Le rôle de la victime dans le procès pénal international
Selon les juridictions internationales, les victimes jouent un rôle différent dans le cours de la procédure. Il existe cependant un certain nombre de standards internationaux de protection des victimes dont :
Déclaration des principes fondamentaux de justice relatifs aux victimes de la criminalité et aux victimes d’abus de pouvoir (résolution 40/34 de l’Assemblée Générale des Nations Unies, 1985).
Cette déclaration définit la notion de victime comme étant des «personnes qui individuellement ou collectivement ont subi un préjudice, notamment une atteinte à leur intégrité physique ou mentale, une souffrance morale, une perte matérielle, ou une atteinte grave à leurs droits fondamentaux, en raison d’actes ou d’omissions qui enfreignent les lois pénales en vigueur dans un Etat membre». Le texte prévoit un accès à la justice et un traitement équitable, ainsi qu’un droit à restitution, un droit à compensation et un droit à recevoir une assistance.
Principes fondamentaux et directives concernant le droit à un recours et à réparation des victimes de violations flagrantes du droit international des droits de l’homme et de violations graves du droit international humanitaire (résolution 60/147 de l’Assemblée Générale des Nations Unies, 2005).

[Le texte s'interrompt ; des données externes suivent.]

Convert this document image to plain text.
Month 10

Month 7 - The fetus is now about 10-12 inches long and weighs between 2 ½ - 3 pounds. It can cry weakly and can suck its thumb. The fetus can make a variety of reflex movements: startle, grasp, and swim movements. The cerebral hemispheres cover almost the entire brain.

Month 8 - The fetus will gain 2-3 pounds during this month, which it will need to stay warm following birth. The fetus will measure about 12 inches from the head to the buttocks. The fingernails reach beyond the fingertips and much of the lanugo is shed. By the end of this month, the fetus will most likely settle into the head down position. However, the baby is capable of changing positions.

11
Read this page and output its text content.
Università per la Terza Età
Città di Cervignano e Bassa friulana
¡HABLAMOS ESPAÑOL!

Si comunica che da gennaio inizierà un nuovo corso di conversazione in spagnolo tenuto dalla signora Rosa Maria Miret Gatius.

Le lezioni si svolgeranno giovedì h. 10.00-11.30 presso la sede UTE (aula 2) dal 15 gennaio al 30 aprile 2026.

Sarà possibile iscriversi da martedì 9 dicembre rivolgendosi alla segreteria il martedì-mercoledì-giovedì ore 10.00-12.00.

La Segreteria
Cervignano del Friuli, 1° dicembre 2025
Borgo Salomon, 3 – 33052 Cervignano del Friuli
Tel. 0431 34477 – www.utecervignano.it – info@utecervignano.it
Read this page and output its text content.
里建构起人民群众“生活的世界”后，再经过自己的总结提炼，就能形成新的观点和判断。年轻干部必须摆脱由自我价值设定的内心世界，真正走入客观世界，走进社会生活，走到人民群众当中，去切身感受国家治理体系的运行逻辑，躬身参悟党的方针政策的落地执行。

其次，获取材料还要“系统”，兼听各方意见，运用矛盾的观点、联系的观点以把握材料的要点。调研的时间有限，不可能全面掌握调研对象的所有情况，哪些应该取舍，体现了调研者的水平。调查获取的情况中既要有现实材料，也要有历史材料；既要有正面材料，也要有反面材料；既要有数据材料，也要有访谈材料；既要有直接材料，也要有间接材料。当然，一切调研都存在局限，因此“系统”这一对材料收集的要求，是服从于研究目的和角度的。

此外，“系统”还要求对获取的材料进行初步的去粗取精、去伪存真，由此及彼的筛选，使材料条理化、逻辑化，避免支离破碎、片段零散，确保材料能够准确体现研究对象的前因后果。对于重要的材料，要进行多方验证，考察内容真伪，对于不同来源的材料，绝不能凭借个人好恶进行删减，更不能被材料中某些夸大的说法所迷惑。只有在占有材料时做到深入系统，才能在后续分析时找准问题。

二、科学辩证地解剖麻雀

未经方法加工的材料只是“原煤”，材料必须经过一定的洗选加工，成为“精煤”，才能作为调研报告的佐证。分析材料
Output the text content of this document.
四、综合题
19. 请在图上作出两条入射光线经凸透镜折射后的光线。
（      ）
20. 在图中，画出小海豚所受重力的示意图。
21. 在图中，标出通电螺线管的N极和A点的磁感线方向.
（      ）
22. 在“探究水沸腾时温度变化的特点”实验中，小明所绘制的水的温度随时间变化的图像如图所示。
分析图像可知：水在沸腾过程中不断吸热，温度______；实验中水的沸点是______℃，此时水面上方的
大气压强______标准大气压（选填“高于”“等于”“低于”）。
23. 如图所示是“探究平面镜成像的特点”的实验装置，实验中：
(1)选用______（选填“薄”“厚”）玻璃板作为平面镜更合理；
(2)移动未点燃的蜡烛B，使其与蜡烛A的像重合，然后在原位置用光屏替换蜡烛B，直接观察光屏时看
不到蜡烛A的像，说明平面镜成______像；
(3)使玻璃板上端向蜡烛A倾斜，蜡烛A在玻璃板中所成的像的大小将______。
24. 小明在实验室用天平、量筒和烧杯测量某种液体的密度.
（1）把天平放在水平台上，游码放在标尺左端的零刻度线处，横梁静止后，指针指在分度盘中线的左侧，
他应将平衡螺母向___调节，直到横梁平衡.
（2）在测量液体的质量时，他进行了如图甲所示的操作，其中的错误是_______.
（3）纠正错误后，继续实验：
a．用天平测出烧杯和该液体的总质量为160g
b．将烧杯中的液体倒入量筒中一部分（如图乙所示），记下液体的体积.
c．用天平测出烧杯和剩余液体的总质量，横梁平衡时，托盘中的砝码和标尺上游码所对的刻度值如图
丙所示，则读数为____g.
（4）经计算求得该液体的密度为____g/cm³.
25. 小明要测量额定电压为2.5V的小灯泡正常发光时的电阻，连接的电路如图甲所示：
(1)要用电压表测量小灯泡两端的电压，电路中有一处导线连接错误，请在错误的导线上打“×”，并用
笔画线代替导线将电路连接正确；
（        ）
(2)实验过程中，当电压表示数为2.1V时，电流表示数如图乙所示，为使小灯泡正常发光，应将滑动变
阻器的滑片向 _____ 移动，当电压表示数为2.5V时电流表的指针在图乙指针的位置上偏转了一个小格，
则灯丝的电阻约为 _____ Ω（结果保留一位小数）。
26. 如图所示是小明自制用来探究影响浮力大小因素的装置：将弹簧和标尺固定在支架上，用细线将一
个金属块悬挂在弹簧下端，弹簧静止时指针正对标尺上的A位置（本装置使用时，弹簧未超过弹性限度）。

Tout en reprenant la précédente définition de la notion de victime, cette résolution l’étend également aux membres de la famille proche et aux personnes à charges des victimes directes. Parallèlement, une personne peut être considérée comme victime indépendamment du fait que l’auteur allégué de la violation ait été ou non identifié, arrêté, poursuivi ou condamné. Enfin, le texte contient différents principes afférents aux droits de victimes parmi lesquels on peut citer le droit à un traitement humain, le droit au recours, le droit d’accès à la justice, le droit à la réparation du préjudice, l’accès à l’information sur les mécanismes de poursuite et de réparation, ….
Lignes directrices en matière de justice dans les affaires impliquant les enfants victimes et témoins d’actes criminels (résolution 2005/20 du Conseil Economique et Social des Nations Unies, 2005).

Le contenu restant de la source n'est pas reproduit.